La Librería de Ávila es la más antigua de Buenos Aires y, ostenta su dueño, Miguel Ávila, “también es la más antigua del país y, según una investigación del escritor español Jorge Carrión, del mundo. Fue declarada Lugar Histórico Nacional y de Interés Cultural, y Patrimonio Histórico de la Ciudad de Buenos Aires”. Construida en 1785 con paredes de adobe y techo de paja, nació como botica y librería y, durante años, fue punto de encuentro de próceres como Manuel Belgrano y Mariano Moreno. Tuvo varios propietarios, entre ellos el Arzobispado. Hoy es un tesoro histórico de Buenos Aires que pertenece a Miguel Ávila, que a principios de los ’90 la salvó de convertirse en un local de comida rápida.
Ávila se enamoró de esa esquina de Alsina y Bolívar que estaba abandonada hacía años y destinada a la demolición, y mudó su librería Fray Mocho, en Piedras al 100, a ese rincón de Buenos Aires, uno de los más antiguos de la ciudad, a metros de la Iglesia San Ignacio de Loyola. Librería de Ávila conserva todavía su espíritu colonial y se especializa en historia argentina y latinoamericana, con libros muy antiguos y rarezas culturales.
Fue fundada en 1785 por Francisco Salvio Marull, uno de los pocos boticarios que entonces vivía en el Virreinato del Río de la Plata. Ubicada frente al Colegio Mayor de San Carlos, que luego fue el Nacional Buenos Aires, Marull la bautizó como Botica y Librería del Colegio, porque además de libros vendía hierbas medicinales.

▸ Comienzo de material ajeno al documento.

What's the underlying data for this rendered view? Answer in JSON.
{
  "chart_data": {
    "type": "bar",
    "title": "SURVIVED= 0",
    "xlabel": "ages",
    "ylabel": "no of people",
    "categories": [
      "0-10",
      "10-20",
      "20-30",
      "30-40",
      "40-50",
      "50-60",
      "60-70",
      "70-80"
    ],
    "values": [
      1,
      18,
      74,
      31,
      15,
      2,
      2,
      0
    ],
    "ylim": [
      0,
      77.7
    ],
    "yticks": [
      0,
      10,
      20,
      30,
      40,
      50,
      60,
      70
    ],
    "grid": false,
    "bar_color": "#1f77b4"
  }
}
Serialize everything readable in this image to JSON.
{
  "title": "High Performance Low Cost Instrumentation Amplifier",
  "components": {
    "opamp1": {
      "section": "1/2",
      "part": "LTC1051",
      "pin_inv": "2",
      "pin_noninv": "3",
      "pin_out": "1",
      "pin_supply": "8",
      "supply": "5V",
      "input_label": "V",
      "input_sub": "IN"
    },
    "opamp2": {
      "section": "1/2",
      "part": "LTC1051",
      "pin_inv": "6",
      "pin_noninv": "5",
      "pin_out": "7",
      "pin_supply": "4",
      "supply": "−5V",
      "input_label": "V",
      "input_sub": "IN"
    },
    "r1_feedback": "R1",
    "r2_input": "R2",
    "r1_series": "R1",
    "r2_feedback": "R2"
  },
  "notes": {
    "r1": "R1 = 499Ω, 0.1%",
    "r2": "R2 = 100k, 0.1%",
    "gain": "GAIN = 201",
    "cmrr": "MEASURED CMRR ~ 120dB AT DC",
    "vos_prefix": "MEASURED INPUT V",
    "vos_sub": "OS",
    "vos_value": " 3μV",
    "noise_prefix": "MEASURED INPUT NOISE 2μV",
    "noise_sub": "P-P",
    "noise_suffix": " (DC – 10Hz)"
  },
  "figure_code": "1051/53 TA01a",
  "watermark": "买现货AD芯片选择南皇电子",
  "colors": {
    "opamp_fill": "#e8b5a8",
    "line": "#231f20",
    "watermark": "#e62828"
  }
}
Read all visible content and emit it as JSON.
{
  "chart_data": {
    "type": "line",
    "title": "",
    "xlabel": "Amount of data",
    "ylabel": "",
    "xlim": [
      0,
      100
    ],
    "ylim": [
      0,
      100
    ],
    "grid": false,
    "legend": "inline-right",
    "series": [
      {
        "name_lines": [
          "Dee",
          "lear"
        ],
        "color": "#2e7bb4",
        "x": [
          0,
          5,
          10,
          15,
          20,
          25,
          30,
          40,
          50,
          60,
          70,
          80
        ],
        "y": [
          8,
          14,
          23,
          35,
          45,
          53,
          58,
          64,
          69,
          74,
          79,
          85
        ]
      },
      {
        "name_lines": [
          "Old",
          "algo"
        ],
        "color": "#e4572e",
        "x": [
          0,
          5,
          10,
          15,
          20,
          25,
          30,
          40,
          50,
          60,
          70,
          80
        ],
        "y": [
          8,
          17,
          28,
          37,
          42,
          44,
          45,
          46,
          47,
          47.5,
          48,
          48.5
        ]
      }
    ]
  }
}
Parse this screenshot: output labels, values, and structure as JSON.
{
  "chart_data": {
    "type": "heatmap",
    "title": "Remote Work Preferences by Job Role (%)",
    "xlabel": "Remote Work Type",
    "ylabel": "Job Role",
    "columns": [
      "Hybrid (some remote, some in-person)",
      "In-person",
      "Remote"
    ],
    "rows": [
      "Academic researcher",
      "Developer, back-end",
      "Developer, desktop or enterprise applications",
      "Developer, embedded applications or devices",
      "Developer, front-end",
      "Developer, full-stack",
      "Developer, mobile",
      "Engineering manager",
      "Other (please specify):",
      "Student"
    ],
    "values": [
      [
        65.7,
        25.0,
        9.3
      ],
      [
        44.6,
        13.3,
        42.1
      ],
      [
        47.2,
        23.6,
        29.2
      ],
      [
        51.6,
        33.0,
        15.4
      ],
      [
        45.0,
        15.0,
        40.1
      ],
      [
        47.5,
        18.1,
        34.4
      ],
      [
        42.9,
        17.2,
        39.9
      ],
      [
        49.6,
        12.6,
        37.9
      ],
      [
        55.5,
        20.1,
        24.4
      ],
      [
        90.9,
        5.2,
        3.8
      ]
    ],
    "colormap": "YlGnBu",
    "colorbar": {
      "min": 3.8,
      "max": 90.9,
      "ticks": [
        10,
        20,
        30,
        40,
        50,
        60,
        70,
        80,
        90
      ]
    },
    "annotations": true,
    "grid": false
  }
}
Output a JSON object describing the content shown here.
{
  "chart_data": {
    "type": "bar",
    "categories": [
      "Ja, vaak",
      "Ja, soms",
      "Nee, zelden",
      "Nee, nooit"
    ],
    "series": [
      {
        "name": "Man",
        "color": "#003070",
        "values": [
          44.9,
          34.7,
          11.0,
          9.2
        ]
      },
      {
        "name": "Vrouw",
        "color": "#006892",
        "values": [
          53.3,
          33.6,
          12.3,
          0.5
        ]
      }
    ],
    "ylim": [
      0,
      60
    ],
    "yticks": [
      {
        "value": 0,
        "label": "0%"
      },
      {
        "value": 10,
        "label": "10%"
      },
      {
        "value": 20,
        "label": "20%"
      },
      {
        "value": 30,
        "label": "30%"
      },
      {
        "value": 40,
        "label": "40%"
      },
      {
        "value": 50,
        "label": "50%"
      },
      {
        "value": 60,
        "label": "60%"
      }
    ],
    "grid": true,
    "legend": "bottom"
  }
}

Así, en esta ochava que en aquellos años formaban las calles San Carlos (Alsina) y Santísima Trinidad (Bolívar), se curaron los heridos de las invasiones inglesas en 1807.
En 1801, fue el único lugar en vender el primer periódico porteño, El Telégrafo Mercantil, Rural, Político, Económico e Historiográfico del Río de la Plata. “Fue testigo de nuestra historia y es lo único que queda en pie de todo el Imperio Español, desde el norte de México hasta Ushuaia, es esta librería”, cuenta Ávila sin disimular su orgullo.
Con el tiempo, fue la primera casa de la ciudad en tener dos pisos: en el primer piso vivía el dueño de turno y en la planta baja funcionaba la librería que vendía hierbas medicinales, charque, ginebra, azúcar y también objetos relacionados con el gauchaje como botas de potro y facones.